Bleu de méthylène : ce que « posologie » désigne réellement

Le mot recouvre trois paramètres distincts que l’on confond souvent : la quantité par prise, la fréquence, et la durée sur laquelle le schéma est maintenu. Modifier l’un sans regarder les deux autres produit des comparaisons qui n’ont aucun sens — « je prends 10 mg » ne veut rien dire si l’on ignore si c’est une fois par jour ou trois fois par semaine.

Une deuxième source de confusion tient au contexte. Les chiffres que l’on croise dans la littérature scientifique proviennent presque tous de protocoles où la molécule est administrée à des doses sans commune mesure avec celles d’un complément. Transposer un chiffre de publication directement sur une étiquette de flacon est l’erreur la plus fréquente, et la plus facile à éviter.

Pour le contexte général — origine de la molécule, mécanisme mitochondrial, formes disponibles — le guide complet du bleu de méthylène pose le cadre dans lequel s’inscrivent les chiffres qui suivent.

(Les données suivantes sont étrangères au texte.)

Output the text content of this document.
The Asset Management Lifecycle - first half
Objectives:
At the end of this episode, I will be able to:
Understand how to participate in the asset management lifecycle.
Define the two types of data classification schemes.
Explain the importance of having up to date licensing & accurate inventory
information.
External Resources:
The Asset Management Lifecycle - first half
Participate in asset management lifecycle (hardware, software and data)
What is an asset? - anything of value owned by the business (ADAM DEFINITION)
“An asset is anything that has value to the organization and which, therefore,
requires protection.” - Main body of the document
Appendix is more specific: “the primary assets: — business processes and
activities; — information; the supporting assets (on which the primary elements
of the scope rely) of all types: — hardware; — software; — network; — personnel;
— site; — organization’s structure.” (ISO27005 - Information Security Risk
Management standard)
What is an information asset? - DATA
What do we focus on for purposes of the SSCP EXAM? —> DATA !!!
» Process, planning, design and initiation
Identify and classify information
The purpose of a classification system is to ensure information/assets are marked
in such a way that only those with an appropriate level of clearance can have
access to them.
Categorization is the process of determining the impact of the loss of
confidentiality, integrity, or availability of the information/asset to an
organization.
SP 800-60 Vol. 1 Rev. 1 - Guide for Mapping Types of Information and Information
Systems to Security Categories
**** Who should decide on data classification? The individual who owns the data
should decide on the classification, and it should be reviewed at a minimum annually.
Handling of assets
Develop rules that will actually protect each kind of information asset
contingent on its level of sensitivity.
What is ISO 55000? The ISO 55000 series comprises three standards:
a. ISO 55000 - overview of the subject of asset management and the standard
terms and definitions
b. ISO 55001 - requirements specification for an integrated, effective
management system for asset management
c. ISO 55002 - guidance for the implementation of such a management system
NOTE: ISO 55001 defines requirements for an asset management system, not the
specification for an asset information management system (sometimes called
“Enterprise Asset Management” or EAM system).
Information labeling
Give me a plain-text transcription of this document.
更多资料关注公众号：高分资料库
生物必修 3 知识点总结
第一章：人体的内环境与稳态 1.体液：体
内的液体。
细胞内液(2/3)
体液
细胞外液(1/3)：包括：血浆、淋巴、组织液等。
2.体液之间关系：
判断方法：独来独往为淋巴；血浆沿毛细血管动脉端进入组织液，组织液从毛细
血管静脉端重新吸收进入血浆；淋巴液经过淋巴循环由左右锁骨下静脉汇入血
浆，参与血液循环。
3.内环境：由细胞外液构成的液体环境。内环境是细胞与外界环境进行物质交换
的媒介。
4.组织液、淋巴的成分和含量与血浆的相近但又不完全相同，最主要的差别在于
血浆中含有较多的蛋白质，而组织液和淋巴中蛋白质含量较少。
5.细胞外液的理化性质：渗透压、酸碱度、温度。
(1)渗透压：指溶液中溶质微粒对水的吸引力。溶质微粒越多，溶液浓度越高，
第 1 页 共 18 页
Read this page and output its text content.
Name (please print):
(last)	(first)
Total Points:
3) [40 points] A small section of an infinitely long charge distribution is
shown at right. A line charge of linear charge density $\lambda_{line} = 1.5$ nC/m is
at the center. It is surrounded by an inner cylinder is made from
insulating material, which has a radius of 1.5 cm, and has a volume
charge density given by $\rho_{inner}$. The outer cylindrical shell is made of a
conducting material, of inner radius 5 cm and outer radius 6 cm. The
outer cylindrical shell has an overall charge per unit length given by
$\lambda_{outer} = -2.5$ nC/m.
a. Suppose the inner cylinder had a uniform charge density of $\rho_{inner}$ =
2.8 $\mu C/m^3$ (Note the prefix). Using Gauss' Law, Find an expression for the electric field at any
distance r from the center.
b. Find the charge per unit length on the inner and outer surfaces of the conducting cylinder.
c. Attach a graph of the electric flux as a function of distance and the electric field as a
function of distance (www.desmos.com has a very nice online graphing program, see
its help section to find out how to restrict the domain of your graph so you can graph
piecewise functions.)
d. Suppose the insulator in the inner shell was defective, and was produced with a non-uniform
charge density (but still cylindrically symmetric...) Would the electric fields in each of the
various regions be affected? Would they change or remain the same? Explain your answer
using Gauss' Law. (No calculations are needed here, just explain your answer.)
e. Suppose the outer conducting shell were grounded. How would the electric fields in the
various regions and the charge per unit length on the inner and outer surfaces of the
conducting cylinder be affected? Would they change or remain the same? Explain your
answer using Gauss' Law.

Le calcul que presque tout le monde rate : de « 1 % » aux milligrammes

Un pourcentage massique en solution se lit ainsi : 1 % correspond à 1 g pour 100 ml, soit 1 000 mg pour 100 ml, soit 10 mg par millilitre. Ce n’est pas une approximation commerciale, c’est la définition.

Reste à convertir des millilitres en gouttes. Un compte-gouttes standard délivre environ 20 gouttes par millilitre pour une solution aqueuse, ce qui donne une goutte à 0,05 ml. Beaucoup de flacons de bleu de méthylène utilisent cependant une pipette graduée plutôt qu’un compte-gouttes libre, et l’étiquette raisonne alors directement en millilitres.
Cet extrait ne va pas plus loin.